So I had to figure out what I'd done wrong, and make sure I didn't make the same mistakes in future novels.
When I wrote Hunter's Death, I'd finally begun to subsume so much of what I knew intellectually into an organic process; I think that book was better in many ways than the books that had come before it. People liked it. I knew it wasn't perfect, but I felt like I'd finally gotten close. So close.
Broken Crown was the book that taught me the most about the intersection of reading, writing, and the blinders I had been wearing, without any awareness of them, to that point.
Broken Crown was the first book I ever finished that I was certain was almost exactly what I'd envisioned. Yes, of course there were revisions, and all the usual additions to make things clearer (and really, having to add 250 pages should have been a clue). But...this was the book that said and did what I meant it to say and do.
You can probably see where this is going.
I was utterly baffled by the response to it. It was, I knew, the best thing I had ever written; it was the pinnacle of my craft to that point. But... somehow, it failed to allow readers to connect with it. The Jody Lee cover was fabulous, and I think people picked it up for that, and still pick it up because of that cover. But somehow hundreds of thousands of people didn't love it, even though I'd finally, I thought, succeeded.
So the negative reviews for this book were the first bad reviews that actually hurt. I was totally confused by them (this reaction makes me laugh, now). And it wasn't until I read a review (I think in Starlog) in which the reviewer said readers would either love the book for its cultural density, complex characterization, multiple viewpoints -- or they would hate it for exactly the same reason-- that the lightbulb finally went on.
Yes I had finally written what was, in my mind, the book I wanted to write, and no, the success of the writing goal did not guarantee that everyone else would love it.

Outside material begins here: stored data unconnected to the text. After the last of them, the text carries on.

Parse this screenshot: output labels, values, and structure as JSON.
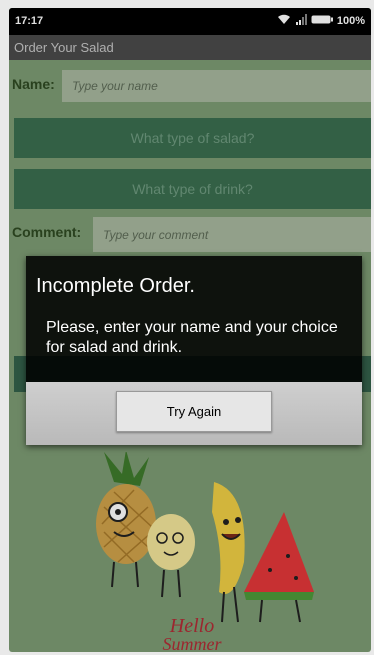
{
  "status_bar": {
    "time": "17:17",
    "battery_label": "100%"
  },
  "app": {
    "title": "Order Your Salad"
  },
  "form": {
    "name_label": "Name:",
    "name_placeholder": "Type your name",
    "salad_button": "What type of salad?",
    "drink_button": "What type of drink?",
    "comment_label": "Comment:",
    "comment_placeholder": "Type your comment"
  },
  "illustration": {
    "caption_line1": "Hello",
    "caption_line2": "Summer"
  },
  "dialog": {
    "title": "Incomplete Order.",
    "message": "Please, enter your name and your choice for salad and drink.",
    "button": "Try Again"
  },
  "colors": {
    "app_background": "#7d9b73",
    "button_green": "#3b6e4f",
    "dialog_background": "#1a1a1a"
  }
}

A lot of people did love it, because they read for some of the same reasons I do. But a lot of also people found it impenetrable. Or, you know, boring.
Because I had always, on some level, assumed that people didn't love love love my books because I hadn't quite gotten good enough, arriving at a point where I thought I had and finding the view from that pinnacle quite different than I expected changed the goal that had pulled me through the writing of seven novels (well, eight really, because I had finished Uncrowned King by the time Broken Crown was published). I was not going to have the sales of David Eddings overnight. This book that I loved and that I had been so happy with was not going to make me Robert Jordan.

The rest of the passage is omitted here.